Digamos que el laicismo tiene como fundamento principal el libre examen, es decir el derecho a percibir, analizar, estudiar, conocer, sacar conclusiones, comunicar y actuar, según los dictados de la razón, que la determinan nuestras propias facultades. Como defensor de la tolerancia, cuyos postulados fundamentales son la libertad de conciencia y el principio de la no discriminación, en otras palabras, laicismo es equivalente a hablar de la libertad de pensamiento, a la facultad de rechazar el dogma o la “verdad revelada”, que es el grito de la conciencia que rechaza la esclavitud de ideas pre-dirigidas e impuestas, ha sido capaz de enfrentarse a todos los totalitarismos religiosos, a los dogmas eternos e inamovibles y a los poderes sacramentales definitivos e inapelables, destinados a mantener a la sociedad bajo la dependencia de la jerarquía institucional de las iglesias, y poco a poco ha ido liberando al hombre de la servidumbre a la que han querido someterlo los movimientos fundamentalistas e integristas.
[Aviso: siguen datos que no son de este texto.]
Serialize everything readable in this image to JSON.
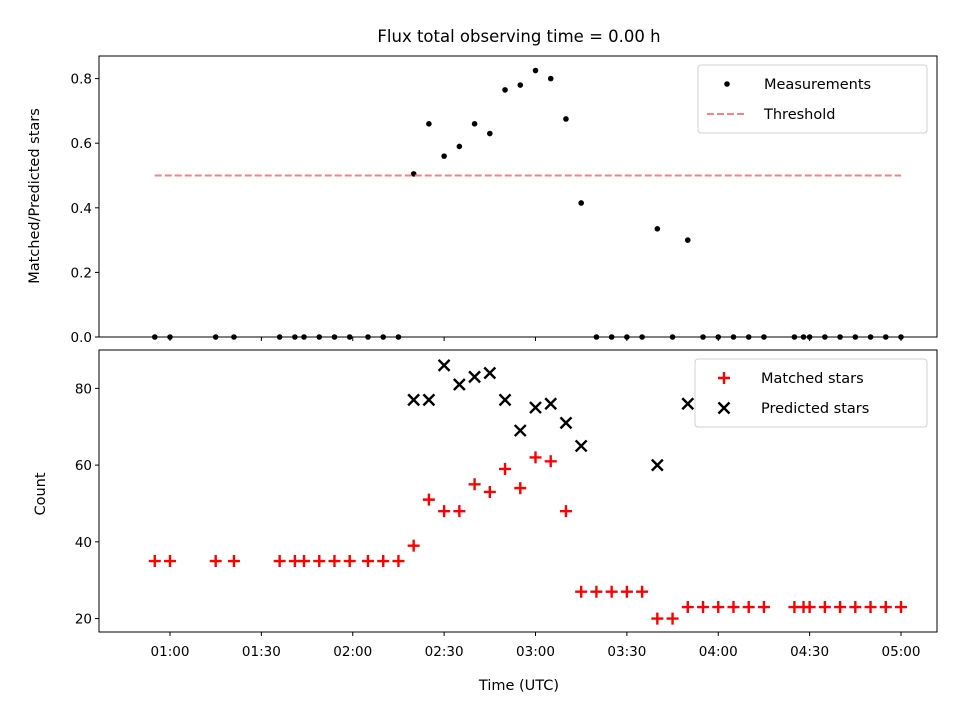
{
  "chart_data": {
    "title": "Flux total observing time = 0.00 h",
    "xlabel": "Time (UTC)",
    "x_ticks": [
      "01:00",
      "01:30",
      "02:00",
      "02:30",
      "03:00",
      "03:30",
      "04:00",
      "04:30",
      "05:00"
    ],
    "colors": {
      "measurements": "#000000",
      "threshold": "#ff7f7f",
      "matched": "#ff0000",
      "predicted": "#000000"
    },
    "panels": [
      {
        "type": "scatter",
        "ylabel": "Matched/Predicted stars",
        "ylim": [
          0,
          0.87
        ],
        "y_ticks": [
          "0.0",
          "0.2",
          "0.4",
          "0.6",
          "0.8"
        ],
        "legend_position": "top-right",
        "series": [
          {
            "name": "Measurements",
            "marker": "dot",
            "points": [
              [
                "00:55",
                0
              ],
              [
                "01:00",
                0
              ],
              [
                "01:15",
                0
              ],
              [
                "01:21",
                0
              ],
              [
                "01:36",
                0
              ],
              [
                "01:41",
                0
              ],
              [
                "01:44",
                0
              ],
              [
                "01:49",
                0
              ],
              [
                "01:54",
                0
              ],
              [
                "01:59",
                0
              ],
              [
                "02:05",
                0
              ],
              [
                "02:10",
                0
              ],
              [
                "02:15",
                0
              ],
              [
                "02:20",
                0.505
              ],
              [
                "02:25",
                0.66
              ],
              [
                "02:30",
                0.56
              ],
              [
                "02:35",
                0.59
              ],
              [
                "02:40",
                0.66
              ],
              [
                "02:45",
                0.63
              ],
              [
                "02:50",
                0.765
              ],
              [
                "02:55",
                0.78
              ],
              [
                "03:00",
                0.825
              ],
              [
                "03:05",
                0.8
              ],
              [
                "03:10",
                0.675
              ],
              [
                "03:15",
                0.415
              ],
              [
                "03:20",
                0
              ],
              [
                "03:25",
                0
              ],
              [
                "03:30",
                0
              ],
              [
                "03:35",
                0
              ],
              [
                "03:40",
                0.335
              ],
              [
                "03:45",
                0
              ],
              [
                "03:50",
                0.3
              ],
              [
                "03:55",
                0
              ],
              [
                "04:00",
                0
              ],
              [
                "04:05",
                0
              ],
              [
                "04:10",
                0
              ],
              [
                "04:15",
                0
              ],
              [
                "04:25",
                0
              ],
              [
                "04:28",
                0
              ],
              [
                "04:30",
                0
              ],
              [
                "04:35",
                0
              ],
              [
                "04:40",
                0
              ],
              [
                "04:45",
                0
              ],
              [
                "04:50",
                0
              ],
              [
                "04:55",
                0
              ],
              [
                "05:00",
                0
              ]
            ]
          },
          {
            "name": "Threshold",
            "marker": "dashed-line",
            "points": [
              [
                "00:55",
                0.5
              ],
              [
                "05:00",
                0.5
              ]
            ]
          }
        ]
      },
      {
        "type": "scatter",
        "ylabel": "Count",
        "ylim": [
          16.5,
          90
        ],
        "y_ticks": [
          "20",
          "40",
          "60",
          "80"
        ],
        "legend_position": "top-right",
        "series": [
          {
            "name": "Matched stars",
            "marker": "plus",
            "points": [
              [
                "00:55",
                35
              ],
              [
                "01:00",
                35
              ],
              [
                "01:15",
                35
              ],
              [
                "01:21",
                35
              ],
              [
                "01:36",
                35
              ],
              [
                "01:41",
                35
              ],
              [
                "01:44",
                35
              ],
              [
                "01:49",
                35
              ],
              [
                "01:54",
                35
              ],
              [
                "01:59",
                35
              ],
              [
                "02:05",
                35
              ],
              [
                "02:10",
                35
              ],
              [
                "02:15",
                35
              ],
              [
                "02:20",
                39
              ],
              [
                "02:25",
                51
              ],
              [
                "02:30",
                48
              ],
              [
                "02:35",
                48
              ],
              [
                "02:40",
                55
              ],
              [
                "02:45",
                53
              ],
              [
                "02:50",
                59
              ],
              [
                "02:55",
                54
              ],
              [
                "03:00",
                62
              ],
              [
                "03:05",
                61
              ],
              [
                "03:10",
                48
              ],
              [
                "03:15",
                27
              ],
              [
                "03:20",
                27
              ],
              [
                "03:25",
                27
              ],
              [
                "03:30",
                27
              ],
              [
                "03:35",
                27
              ],
              [
                "03:40",
                20
              ],
              [
                "03:45",
                20
              ],
              [
                "03:50",
                23
              ],
              [
                "03:55",
                23
              ],
              [
                "04:00",
                23
              ],
              [
                "04:05",
                23
              ],
              [
                "04:10",
                23
              ],
              [
                "04:15",
                23
              ],
              [
                "04:25",
                23
              ],
              [
                "04:28",
                23
              ],
              [
                "04:30",
                23
              ],
              [
                "04:35",
                23
              ],
              [
                "04:40",
                23
              ],
              [
                "04:45",
                23
              ],
              [
                "04:50",
                23
              ],
              [
                "04:55",
                23
              ],
              [
                "05:00",
                23
              ]
            ]
          },
          {
            "name": "Predicted stars",
            "marker": "x",
            "points": [
              [
                "02:20",
                77
              ],
              [
                "02:25",
                77
              ],
              [
                "02:30",
                86
              ],
              [
                "02:35",
                81
              ],
              [
                "02:40",
                83
              ],
              [
                "02:45",
                84
              ],
              [
                "02:50",
                77
              ],
              [
                "02:55",
                69
              ],
              [
                "03:00",
                75
              ],
              [
                "03:05",
                76
              ],
              [
                "03:10",
                71
              ],
              [
                "03:15",
                65
              ],
              [
                "03:40",
                60
              ],
              [
                "03:50",
                76
              ]
            ]
          }
        ]
      }
    ]
  }
}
La conclusión es que en la historia de la humanidad se ha dado un proceso de laicización progresivo, que dista bastante de haber concluido aún. No manifiesta que solo con la separación de la Iglesia y del Estado se logra un Estado Laico que reconozca la libertad de conciencia y los derechos fundamentales del hombre, sino que se necesita, como base inequívoca y ostensible, una sociedad que crezca y se desarrolle en un ambiente de paz, diversidad y pluralidad en lo político y moral.
En inicios del siglo XVIII, se comenzó la tarea de definir en América Latina los límites de sus Estados, sus fronteras fueron trazadas según los intereses políticos y religiosos de los centros dominantes, sin tomar en cuenta las fronteras étnicas ni las regiones históricas antiguas. Nos independizaron ciertamente (1821 caso de Guatemala) pero no alcanzaron a darnos la independencia sobre los yugos imperantes en las tribunas del fanatismo. Y en ese contexto perdura la frase “Invocando el nombre de Dios” como acápite principal de nuestra Carta Magna – Constitución Política de la República de Guatemala- de la misma forma en que en uno de sus principios fundamentales, reconoce la personalidad jurídica a la Iglesia Católica (preferentemente sobre las demás, según el texto de su artículo 37 de los Derechos Individuales –interpretación personal-; pudiendo obtener dicho reconocimiento las otras iglesias conforme a las reglas de su institución, sujetándose al trámite respectivo de conformidad con la ley).
El interés de los Jesuitas hacia el siglo XVIII en recuperar una masonería influenciada por la Iglesia Católica y en defensa de los intereses de Roma, les llevaron a alentar la aparición de ciertos grados caballerescos dominados por el Escocismo Estuardista[1]. Ciertos ritos templarios llevaban marcas indelebles de los compañeros de Jesús. Los hijos de Estuardo y los Jesuitas brindaron su total apoyo para la utilización de las logias masónicas escocesas, cuyo respeto por la tradición servía a su causa y al catolicismo. Y los altos grados favorecieron esta acción. Se denominaban Logias de San Juan, por el valor simbólico que la masonería medieval atribuía a dos festividades cristianas coincidentes con el solsticio de verano e invierno. Siendo en ese siglo la masonería un recinto de reflexiones espirituales, empezaron a adherirse a ella muchos especuladores intelectuales de diversos niveles. La participación en los debates de las logias masónicas operativas ajenas a la construcción, fueron aceptadas y apuntaban a espíritus críticos como masones aceptados. En algunas logias eran mayoritarios, y procedían tanto del ámbito católico como del protestante.
[1] En Francia, la dinastía de los Estuardo era la heredera de una tradición escocesa que remontaba hasta la antigua logia de Kilwinning del siglo XII y al rey Robert Bruce con sus caballeros templarios del siglo XIV, dicha dinastía había conservado y transmitía antiguas iniciaciones, los Estuardo eran los Superiores Desconocidos que gobernaban secretamente a la Masonería, el Pretendiente al trono de Inglaterra, en el exilio en Francia, había fundado un Soberano Capítulo Rosa-Cruz en la ciudad de Arras, y de esta Masonería se originaba una filiación operativa y anterior a la Masonería especulativa que se habría transmitido hasta la actualidad.
[2] Clemente XII, en su Encíclica “In Emminenti” de 1738, hasta nuestros días, reiteradamente los soberanos Pontífices han condenado las sectas masónicas, y el Código de Derecho Canónico señala: “Los que dan su nombre a la secta masónica o a otras asociaciones del mismo género incurren en excomunión” (Canon 2335).